OpenSea Scandal Shows Need for More NFT Regulation

There’s a lot you can do with a non-fungible token. Digital collectibles can work as passports to online communities, or ways for artists to interact with their fans. Bands have turned NFTs into backstage passes, and the writer Emily Segal used an NFT as a fundraising mechanism for an upcoming novel.

But an insider trading scandal at OpenSea, now one of the most important marketplaces for NFTs, serves as a reminder that – for all their potential – NFTs are still very much a speculative asset. In a world where everything becomes an NFT, casual collectors will need to be assured that the system isn’t rigged in favor of insiders.

This article is excerpted from The Node, CoinDesk’s daily roundup of the most pivotal stories in blockchain and crypto news. You can subscribe to get the full newsletter here.

Last week, Nate Chastain, OpenSea’s head of product, resigned after being accused of front-running NFTs in the way a broker might front-run a stock.

If front-running doesn’t immediately feel like a useful rubric for understanding an NFT trade, consider what Chastain is accused of doing: in a Twitter thread, an account called @ZuwuTV explained how a group of Ethereum addresses would buy up NFTs just before they appeared on OpenSea’s homepage and then sell them once the prices went up.

Receipts from Etherscan.io – a record of transactions on Ethereum – appeared to connect these addresses to Chastain.

Collectors are constantly on the hunt for what they call “alpha” – any sort of special insight that might make them early to the next hot NFT project. And OpenSea, with a daily trading volume of around $77 million and big-name backing, is at the heart of the NFT ecosystem.

When an NFT is featured on the site’s homepage, there’s a good chance it’s about to get more valuable. Chastain, @ZuwuTV inferred, was using non-public information about the platform’s curatorial strategy to make a profit flipping NFTs. Think of these trades as capitalizing on a non-public form of “alpha,” over and over again.

After a swift “third-party review” early last week, Chastain was out at OpenSea.

It’s somewhat disingenuous to argue, as one prominent influencer did this weekend, that NFTs are a “non-speculative on-ramp to get started” in crypto. An NFT is very clearly an asset with a resale value that rises and falls. It can be many things – an artwork, a fundraising vehicle, a digital VIP pass – but more often than not, it’s something you can resell. Whatever an NFT is, it’s also a trading card. To buy one is to buy into the crypto market, which is to engage with those whiplash ups and downs.

The inherently speculative aspect of crypto is something that tends to get lost in the rhetoric surrounding digital assets. NFTs and decentralized applications built on Ethereum are always going to involve an element of risk. It’s something that’s built into the technology itself – the double-edged sword of blockchain tech, a blessing and a curse.

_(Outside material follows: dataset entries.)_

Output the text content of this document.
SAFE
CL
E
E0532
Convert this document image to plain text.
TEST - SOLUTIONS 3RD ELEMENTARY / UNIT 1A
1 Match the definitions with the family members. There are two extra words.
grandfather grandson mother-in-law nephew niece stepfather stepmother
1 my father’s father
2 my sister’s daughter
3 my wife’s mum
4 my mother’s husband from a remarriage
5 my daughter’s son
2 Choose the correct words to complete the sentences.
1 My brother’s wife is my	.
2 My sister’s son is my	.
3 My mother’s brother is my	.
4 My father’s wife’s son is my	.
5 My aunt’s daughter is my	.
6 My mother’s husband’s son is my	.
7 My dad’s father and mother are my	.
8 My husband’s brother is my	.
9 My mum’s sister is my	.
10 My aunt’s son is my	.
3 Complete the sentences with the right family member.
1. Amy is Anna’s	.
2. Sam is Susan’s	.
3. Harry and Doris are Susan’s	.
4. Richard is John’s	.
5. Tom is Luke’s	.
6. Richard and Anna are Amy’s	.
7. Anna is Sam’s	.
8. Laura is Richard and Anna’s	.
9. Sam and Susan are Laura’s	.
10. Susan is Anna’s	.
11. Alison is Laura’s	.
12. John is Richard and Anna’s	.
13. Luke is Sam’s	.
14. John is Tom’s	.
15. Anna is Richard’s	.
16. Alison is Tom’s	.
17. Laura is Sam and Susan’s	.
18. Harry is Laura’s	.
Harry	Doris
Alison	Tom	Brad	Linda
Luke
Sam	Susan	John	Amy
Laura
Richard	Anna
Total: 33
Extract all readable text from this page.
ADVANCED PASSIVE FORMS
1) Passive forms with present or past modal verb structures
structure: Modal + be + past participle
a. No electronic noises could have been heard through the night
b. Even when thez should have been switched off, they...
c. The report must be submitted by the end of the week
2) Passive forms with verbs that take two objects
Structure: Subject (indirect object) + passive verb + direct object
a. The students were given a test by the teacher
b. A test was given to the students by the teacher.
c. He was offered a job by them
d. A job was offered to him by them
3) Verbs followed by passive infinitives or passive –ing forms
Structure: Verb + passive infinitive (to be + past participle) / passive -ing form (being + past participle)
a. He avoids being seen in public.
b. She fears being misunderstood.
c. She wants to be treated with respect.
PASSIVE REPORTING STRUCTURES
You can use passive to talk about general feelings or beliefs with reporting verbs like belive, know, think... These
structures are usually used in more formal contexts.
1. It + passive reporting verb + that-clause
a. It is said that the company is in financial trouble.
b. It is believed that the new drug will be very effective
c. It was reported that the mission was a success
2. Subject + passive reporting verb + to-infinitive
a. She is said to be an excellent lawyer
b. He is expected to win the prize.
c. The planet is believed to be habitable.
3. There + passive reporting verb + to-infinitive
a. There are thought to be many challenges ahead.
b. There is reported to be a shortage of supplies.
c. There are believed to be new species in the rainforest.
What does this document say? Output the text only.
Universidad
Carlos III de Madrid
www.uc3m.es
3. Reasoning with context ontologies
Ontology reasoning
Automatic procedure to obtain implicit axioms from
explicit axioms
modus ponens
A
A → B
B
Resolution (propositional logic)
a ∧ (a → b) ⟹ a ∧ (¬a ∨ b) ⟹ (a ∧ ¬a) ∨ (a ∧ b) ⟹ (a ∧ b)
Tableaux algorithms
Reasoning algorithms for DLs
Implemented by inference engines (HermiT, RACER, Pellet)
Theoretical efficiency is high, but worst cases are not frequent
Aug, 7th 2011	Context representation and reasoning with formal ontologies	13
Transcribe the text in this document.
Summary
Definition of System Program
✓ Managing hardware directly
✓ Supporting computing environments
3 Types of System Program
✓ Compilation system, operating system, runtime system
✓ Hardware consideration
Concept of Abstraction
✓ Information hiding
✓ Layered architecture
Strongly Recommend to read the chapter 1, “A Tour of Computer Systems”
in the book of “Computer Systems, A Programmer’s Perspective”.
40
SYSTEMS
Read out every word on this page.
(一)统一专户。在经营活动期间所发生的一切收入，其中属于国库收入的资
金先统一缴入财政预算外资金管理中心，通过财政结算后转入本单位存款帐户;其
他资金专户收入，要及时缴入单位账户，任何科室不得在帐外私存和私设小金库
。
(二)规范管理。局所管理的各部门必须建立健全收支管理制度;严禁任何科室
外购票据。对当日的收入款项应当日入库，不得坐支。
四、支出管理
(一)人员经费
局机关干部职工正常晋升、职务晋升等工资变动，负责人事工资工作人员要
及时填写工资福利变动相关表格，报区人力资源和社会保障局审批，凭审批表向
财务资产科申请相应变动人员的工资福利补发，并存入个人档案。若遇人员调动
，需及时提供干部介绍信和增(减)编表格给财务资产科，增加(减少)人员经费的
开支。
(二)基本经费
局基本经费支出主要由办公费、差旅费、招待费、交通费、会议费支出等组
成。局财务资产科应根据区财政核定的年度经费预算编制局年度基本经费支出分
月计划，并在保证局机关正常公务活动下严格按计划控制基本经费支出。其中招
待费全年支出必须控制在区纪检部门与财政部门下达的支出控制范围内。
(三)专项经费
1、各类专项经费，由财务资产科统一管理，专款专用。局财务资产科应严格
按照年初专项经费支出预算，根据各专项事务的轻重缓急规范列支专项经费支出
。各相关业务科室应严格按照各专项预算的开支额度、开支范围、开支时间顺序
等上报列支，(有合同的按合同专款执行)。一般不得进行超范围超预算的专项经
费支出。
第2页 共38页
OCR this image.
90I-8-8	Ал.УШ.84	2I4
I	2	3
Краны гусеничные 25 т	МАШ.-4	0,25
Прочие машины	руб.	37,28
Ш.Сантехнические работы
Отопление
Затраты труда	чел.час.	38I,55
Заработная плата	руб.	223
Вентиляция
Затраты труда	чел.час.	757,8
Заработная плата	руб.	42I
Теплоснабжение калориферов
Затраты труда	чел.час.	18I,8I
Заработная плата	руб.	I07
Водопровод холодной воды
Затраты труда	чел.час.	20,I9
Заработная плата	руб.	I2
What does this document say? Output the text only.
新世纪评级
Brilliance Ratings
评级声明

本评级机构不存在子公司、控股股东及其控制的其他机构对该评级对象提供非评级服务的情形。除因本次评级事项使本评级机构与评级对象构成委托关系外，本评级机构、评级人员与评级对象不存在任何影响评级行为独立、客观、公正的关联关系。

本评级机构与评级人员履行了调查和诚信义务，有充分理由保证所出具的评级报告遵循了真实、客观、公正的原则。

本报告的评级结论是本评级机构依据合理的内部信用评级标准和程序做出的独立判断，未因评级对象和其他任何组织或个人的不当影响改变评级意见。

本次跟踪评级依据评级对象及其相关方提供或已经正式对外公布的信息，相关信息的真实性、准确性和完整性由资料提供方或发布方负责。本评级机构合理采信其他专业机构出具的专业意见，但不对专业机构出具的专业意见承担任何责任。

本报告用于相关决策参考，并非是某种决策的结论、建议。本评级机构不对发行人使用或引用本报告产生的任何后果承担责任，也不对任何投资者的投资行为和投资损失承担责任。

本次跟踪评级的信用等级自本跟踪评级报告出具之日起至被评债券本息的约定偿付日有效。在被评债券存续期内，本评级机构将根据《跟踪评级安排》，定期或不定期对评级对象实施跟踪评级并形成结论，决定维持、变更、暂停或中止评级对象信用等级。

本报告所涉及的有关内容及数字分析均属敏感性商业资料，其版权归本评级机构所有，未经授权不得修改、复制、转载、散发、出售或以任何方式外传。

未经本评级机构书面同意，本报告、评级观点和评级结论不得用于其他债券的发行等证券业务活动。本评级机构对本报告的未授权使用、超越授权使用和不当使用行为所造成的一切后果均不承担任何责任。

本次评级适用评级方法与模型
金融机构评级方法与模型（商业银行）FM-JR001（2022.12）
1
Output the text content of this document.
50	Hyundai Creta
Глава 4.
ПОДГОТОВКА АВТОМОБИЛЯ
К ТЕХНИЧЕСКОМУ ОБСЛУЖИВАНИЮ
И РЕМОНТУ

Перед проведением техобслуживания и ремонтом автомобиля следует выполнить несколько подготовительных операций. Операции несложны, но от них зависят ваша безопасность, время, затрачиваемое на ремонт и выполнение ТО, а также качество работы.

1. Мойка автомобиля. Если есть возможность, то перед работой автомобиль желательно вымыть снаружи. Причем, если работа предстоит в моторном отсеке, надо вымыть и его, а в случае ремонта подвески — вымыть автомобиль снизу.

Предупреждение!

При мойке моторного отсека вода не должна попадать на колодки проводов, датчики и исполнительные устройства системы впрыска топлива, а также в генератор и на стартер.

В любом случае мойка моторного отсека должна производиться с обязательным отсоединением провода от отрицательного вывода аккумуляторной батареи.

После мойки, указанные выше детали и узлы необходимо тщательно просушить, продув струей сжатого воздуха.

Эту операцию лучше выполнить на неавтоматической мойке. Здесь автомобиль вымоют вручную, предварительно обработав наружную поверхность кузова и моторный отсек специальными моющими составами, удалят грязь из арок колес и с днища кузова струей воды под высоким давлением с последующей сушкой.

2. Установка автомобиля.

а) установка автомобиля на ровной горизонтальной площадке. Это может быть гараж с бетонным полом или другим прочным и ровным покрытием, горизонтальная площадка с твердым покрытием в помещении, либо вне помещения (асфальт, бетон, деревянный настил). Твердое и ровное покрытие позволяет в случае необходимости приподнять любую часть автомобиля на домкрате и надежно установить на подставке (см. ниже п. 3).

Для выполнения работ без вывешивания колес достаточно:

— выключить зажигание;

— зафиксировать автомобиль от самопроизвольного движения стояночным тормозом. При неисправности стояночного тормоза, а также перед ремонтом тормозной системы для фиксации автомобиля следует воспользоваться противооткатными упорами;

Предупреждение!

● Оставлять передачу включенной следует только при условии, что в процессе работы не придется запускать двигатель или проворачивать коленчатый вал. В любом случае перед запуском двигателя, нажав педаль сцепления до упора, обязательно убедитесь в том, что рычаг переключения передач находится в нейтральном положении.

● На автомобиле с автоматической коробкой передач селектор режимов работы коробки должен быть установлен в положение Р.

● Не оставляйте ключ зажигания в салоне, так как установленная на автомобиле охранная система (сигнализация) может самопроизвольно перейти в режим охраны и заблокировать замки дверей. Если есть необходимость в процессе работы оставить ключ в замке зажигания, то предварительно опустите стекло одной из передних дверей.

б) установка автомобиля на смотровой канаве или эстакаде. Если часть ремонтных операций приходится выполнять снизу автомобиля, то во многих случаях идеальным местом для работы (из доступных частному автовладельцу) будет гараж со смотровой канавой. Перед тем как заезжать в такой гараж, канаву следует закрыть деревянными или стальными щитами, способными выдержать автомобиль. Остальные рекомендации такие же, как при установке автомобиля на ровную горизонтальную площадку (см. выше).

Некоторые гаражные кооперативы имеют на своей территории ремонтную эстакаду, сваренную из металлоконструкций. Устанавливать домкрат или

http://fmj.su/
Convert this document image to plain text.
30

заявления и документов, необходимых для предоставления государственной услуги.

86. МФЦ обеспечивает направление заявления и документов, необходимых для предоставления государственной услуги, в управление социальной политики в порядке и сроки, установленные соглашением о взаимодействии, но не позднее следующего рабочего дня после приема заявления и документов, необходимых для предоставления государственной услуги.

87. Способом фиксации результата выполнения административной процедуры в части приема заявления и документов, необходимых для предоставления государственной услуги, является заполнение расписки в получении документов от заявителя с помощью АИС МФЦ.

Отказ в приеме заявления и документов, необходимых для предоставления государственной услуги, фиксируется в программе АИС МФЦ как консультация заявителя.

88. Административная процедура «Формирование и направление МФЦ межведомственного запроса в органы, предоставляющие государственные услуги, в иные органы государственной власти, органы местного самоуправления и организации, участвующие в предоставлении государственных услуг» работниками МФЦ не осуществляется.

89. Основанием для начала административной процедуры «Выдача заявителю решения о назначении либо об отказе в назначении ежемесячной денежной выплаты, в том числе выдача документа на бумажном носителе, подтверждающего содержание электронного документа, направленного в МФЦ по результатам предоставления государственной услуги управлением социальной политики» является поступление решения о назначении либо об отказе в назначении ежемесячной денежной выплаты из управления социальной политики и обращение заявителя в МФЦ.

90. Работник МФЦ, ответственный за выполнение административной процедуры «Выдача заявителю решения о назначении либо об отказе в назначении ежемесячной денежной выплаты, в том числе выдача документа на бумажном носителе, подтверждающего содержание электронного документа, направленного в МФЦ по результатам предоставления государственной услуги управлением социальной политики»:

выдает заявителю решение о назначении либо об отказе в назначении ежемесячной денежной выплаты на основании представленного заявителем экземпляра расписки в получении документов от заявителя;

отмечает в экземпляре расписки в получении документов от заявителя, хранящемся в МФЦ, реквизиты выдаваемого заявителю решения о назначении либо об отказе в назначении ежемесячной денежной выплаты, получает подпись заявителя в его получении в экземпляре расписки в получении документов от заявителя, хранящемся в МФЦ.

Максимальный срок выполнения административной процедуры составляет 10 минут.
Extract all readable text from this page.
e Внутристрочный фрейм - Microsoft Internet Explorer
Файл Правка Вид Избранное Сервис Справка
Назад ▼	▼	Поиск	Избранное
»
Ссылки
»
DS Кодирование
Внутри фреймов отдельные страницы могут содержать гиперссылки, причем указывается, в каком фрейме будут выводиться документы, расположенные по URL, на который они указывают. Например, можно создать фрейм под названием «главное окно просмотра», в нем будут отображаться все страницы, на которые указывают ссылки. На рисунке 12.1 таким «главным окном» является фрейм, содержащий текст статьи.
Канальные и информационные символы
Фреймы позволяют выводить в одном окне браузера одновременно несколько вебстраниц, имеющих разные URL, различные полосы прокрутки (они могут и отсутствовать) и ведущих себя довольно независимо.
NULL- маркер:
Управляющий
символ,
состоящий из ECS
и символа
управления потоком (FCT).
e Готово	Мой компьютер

And as long as investments go up and down, there will be insiders trying to get ahead. The Securities and Exchange Commission requires publicly traded companies to disclose executives’ stock trades for exactly this reason.

NFTs aren’t considered securities in the U.S., and regulators aren’t nearly as aggressive toward crypto as they are toward equities (at least not yet). @ZuwuTV has said he’s against further oversight, and that Chastain’s resignation is “the best we can ask for” in an unregulated market.

Read more: Has the Biden Administration Lost the Plot on Crypto Regulation? | Opinion

OpenSea has said it now explicitly prohibits employees from “using confidential information to purchase or sell any NFTs, whether available on the OpenSea platform or not.”

Community-backed enforcement is a tricky prospect – although Twitter has become a hub for self-appointed blockchain watch dogs, things can still fall through the cracks.

Crypto purists may bristle at the idea, but the path to establishing more trust in the market may involve ceding some ground to regulators. Say Instagram suddenly turned “likes” into NFTs and the first “like” on an iconic image came with the promise of monetary value down the line. It’s not hard to see how company employees could abuse inside information to get in early on, say, the first post from a celebrity new to the platform.

How would it look for companies to fight this on their own? Would it involve dedicated enforcement teams and periodic surveillance of employee wallets?

The crypto industry has a notoriously antagonistic relationship with regulation, but if NFTs are going to take off in a more mainstream way, buyers need to know they’ve got a fair shot.

To help build that trust, oversight may be a price companies are willing to pay.